June 23, 2012

Good advice, part 2

I'm having technical difficulties this week which prevent me from bringing you your regularly scheduled content. I've got a great interview with Jess Fink, creator of the sexy (and NSFW) webcomic, Chester 5000, coming up shortly, but in the meantime, enjoy some more words of wisdom plucked from previous interviews!

Matt Haley:
Create your own comics and put them on the web, instead of trying to get a paying gig right out of art school, there aren't any, and you'll get a lot more notice for your creations than drawing someone else's characters. Draw every day, even when you're sick or you have homework. Get kicked out of class for drawing comics. learn to like staying inside. Stay away from caffeine, drink green tea instead. Exercise. Invest in gold.

Ryan Dunlavey:
Always look for new drawing tools that make things easier or faster or better looking than what you’re already doing. Use a Wacom tablet if you’re going to make art on the computer, even just coloring.

Adrain Tomine:
I know a lot of artists who use tools that I can’t stand and achieve beautiful results, so I guess it’s good to just try a lot of things. I used to think that if I “solved” the mystery of what were the “correct” tools, I’d suddenly be drawing like a pro, and that obviously wasn’t the case. I also think it’s good to not be stingy when it comes to art supplies. I used to try to save money by using cheap paper, for example, and any monetary savings were far surpassed by wasted time, frustration, etc...

Hope Larson:
Never throw anything away. Tools that used to drive you crazy may prove ideal later on!

Grant Reynolds:
When you're just getting started it's more important to make as much work as possible than to worry about whether that work is good or not. What I mean is, all the stuff like style and storytelling will figure itself out in time. The more you just do it, the more quickly and easier it will come. Experience, more than anything else, is going to make you better -- not what pens or paper or other materials you're using. And when you're finished with it don't put it in your desk, put it out. It's important to get feedback, and to see your comic as a finished product. Put it somewhere like Quimby's Comics to sell. It'll make you feel good, y'know.

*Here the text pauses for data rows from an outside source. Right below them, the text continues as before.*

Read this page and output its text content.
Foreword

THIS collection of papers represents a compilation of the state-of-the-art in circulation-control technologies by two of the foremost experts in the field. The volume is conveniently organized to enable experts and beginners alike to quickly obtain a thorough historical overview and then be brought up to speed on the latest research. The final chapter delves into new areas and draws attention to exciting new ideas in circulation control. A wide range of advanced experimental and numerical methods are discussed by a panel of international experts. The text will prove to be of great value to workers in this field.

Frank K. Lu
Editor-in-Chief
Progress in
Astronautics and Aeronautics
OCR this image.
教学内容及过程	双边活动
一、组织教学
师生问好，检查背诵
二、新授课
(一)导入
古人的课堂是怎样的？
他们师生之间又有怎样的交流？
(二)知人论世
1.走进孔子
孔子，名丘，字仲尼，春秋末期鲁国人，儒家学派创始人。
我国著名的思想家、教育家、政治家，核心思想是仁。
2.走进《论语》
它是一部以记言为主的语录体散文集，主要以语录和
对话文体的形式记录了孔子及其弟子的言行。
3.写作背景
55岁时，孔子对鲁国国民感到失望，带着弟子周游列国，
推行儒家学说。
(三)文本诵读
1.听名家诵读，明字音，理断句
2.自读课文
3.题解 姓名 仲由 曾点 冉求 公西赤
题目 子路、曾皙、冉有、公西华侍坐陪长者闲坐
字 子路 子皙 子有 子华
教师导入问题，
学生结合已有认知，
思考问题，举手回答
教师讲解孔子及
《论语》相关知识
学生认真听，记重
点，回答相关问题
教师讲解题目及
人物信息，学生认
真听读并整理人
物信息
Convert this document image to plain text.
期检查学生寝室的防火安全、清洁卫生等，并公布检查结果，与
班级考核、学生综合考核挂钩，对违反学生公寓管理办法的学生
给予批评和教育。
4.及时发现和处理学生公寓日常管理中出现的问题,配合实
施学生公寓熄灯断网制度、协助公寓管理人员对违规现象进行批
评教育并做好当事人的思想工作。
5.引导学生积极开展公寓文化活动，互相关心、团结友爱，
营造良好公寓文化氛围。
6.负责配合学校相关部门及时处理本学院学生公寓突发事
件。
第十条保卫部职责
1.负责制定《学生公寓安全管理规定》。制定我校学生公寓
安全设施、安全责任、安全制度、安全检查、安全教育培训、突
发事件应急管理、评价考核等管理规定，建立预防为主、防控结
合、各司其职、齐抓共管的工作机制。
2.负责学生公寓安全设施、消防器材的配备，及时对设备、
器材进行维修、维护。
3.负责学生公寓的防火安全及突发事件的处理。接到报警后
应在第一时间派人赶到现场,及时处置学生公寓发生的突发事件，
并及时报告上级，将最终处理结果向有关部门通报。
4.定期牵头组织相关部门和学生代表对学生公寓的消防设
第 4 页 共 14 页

Don't go out and buy a $20 brush when you don't know what a $2 brush is like. Buy the cheap stuff and upgrade when you've gotten better with them. Then when you get a better brush, you'll know what the difference is & won't kill some expensive stuff with your crappy beginnings & lack of care.
Give yourself a nice setup to work in. It makes it much easier to stay at your desk when you have a place for your tea, an audiobook loaded up on your stereo, and a stack of bristol right next to you. Also it gives you fewer excuses to get up.
Listen to audiobooks, especially long books that would otherwise take you a while to read. Music is too easy to get up from, but good stories are harder to take a break from.
Set a realistic schedule & stick to it, but don't let yourself get burnt out. Take breaks when you need to, but don't get lazy.
Be a shameless self promoter.

Kevin Colden:
Forget everything you've read here and find your own damn tools. That's half the fun!